【神宮寺の出現と悔過法要】
 奈良時代各地の神社に建立された神宮寺には、神の為に造立された「佛像」が安置され、悔過けかや読経などの佛教儀礼が行われました。
悔過とは国民が自ら犯した罪過を、僧侶が佛に声明懺悔さんげし、その功徳によって 攘災じょうさい招福を祈る法会であり、佛像に対する最も基本的な礼拝の形式です。
 薬師如来を本尊として行われる薬師悔過、観音菩薩を本尊とする観音悔過、吉祥天を本尊とする吉祥悔過等が諸大寺で勤められました。その中で日本各地の神々の名を列挙した神名帳を読み上げる作法が取り入れられました。 堂内に全国の諸神を勧請して道場の守護と法会の成満を願うための重要な儀礼として次第に加えられました。佛教儀礼の悔過は、日頃知って犯している罪もあれば、知らず知らず犯している罪もあります。 いずれの罪も反省する事が懺悔です。更に守らなければならない基本的な約束事を佛教では戒律といい、その戒律を再確認して誓約する事を悔過という儀礼を通して実践します。それを佛前だけでなく神前に於いて互いに補完し合うために神佛の習合が必要であったのでしょう。

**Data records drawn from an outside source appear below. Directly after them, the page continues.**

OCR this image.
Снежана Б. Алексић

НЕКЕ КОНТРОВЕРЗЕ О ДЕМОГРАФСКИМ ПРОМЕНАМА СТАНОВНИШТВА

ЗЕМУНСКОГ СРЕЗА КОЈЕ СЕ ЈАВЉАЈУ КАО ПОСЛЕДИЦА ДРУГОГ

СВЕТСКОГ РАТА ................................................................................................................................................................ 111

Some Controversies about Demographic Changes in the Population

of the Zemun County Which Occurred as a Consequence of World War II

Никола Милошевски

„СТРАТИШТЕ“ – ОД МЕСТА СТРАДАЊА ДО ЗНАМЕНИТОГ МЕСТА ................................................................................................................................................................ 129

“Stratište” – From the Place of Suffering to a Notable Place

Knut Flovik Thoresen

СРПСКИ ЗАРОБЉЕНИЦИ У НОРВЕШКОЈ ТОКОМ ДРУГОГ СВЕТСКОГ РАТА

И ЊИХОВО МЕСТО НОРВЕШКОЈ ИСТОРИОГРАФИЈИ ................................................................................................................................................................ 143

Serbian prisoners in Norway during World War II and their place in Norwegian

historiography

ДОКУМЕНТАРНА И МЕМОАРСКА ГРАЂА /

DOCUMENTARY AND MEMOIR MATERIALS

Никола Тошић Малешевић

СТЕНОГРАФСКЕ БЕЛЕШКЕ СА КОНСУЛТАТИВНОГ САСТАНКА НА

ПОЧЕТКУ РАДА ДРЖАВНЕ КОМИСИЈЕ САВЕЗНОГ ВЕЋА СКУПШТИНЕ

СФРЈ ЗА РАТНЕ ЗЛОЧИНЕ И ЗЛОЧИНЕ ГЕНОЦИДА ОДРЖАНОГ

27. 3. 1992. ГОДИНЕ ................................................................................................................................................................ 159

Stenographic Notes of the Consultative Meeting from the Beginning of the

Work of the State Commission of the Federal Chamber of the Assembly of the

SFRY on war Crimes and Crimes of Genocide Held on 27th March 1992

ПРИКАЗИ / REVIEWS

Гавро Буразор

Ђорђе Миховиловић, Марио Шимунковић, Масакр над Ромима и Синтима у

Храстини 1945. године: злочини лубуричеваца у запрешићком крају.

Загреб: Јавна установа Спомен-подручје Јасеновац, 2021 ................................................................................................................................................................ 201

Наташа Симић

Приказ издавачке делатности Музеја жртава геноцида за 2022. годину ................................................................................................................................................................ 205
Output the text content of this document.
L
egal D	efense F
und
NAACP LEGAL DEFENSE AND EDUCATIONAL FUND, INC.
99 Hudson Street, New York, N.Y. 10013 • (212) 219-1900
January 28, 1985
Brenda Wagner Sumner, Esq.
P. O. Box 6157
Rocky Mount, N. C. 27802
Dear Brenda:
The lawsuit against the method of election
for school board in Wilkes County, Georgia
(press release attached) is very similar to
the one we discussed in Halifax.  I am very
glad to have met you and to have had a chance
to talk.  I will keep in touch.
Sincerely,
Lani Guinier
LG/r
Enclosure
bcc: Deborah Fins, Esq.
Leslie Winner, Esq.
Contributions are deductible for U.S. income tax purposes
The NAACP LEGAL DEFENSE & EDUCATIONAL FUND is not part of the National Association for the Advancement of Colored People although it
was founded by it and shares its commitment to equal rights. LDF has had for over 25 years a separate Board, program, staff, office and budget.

 『続日本紀』神護景雲元年(767)正月己未の条に「勅 機内七道諸国 一・七日いちしちにち間 各於国分金光明寺 行吉祥天悔過之法 因此功徳 天下太平 風雨順次 五穀成熟 兆民快楽 十方有情 同霑此福どうてんしふく」とあり、 諸国国分寺に於いて「吉祥悔過」が勤められた事が知られています。 吉祥悔過は奈良時代に最も重視された護国経典の一つである『金光明最勝王経こんこうみょうさいしょうおうきょう』の「大吉祥天女品だいきちじょうてんにょぼん」によって勤められる悔過行法であり、吉祥天を御本尊として天下太平・風雨順時 ・五穀成熟・兆民快楽等の功徳を祈願するものです。 これらの祈願は本来神に祈るものでありましたが、天部の神の名を冠した佛(吉祥天)に祈願する特異な形と変化してきました。ここでも神が佛教儀礼の本尊となる素地を生み出したのです。神護景雲改元の詔には、伊勢神宮外宮の上空に突如現れた七色の瑞雲は、 諸大寺に於いて『金光明最勝王経』の講読と吉祥悔過を勤めたことにより「三宝・諸天・天地の神々」が喜んで瑞雲を現したものであり、この瑞雲の示現を以て「神護景雲」と改元したとあります。吉祥悔過が神佛習合を推し進める重要な役割を果たす一因となりました。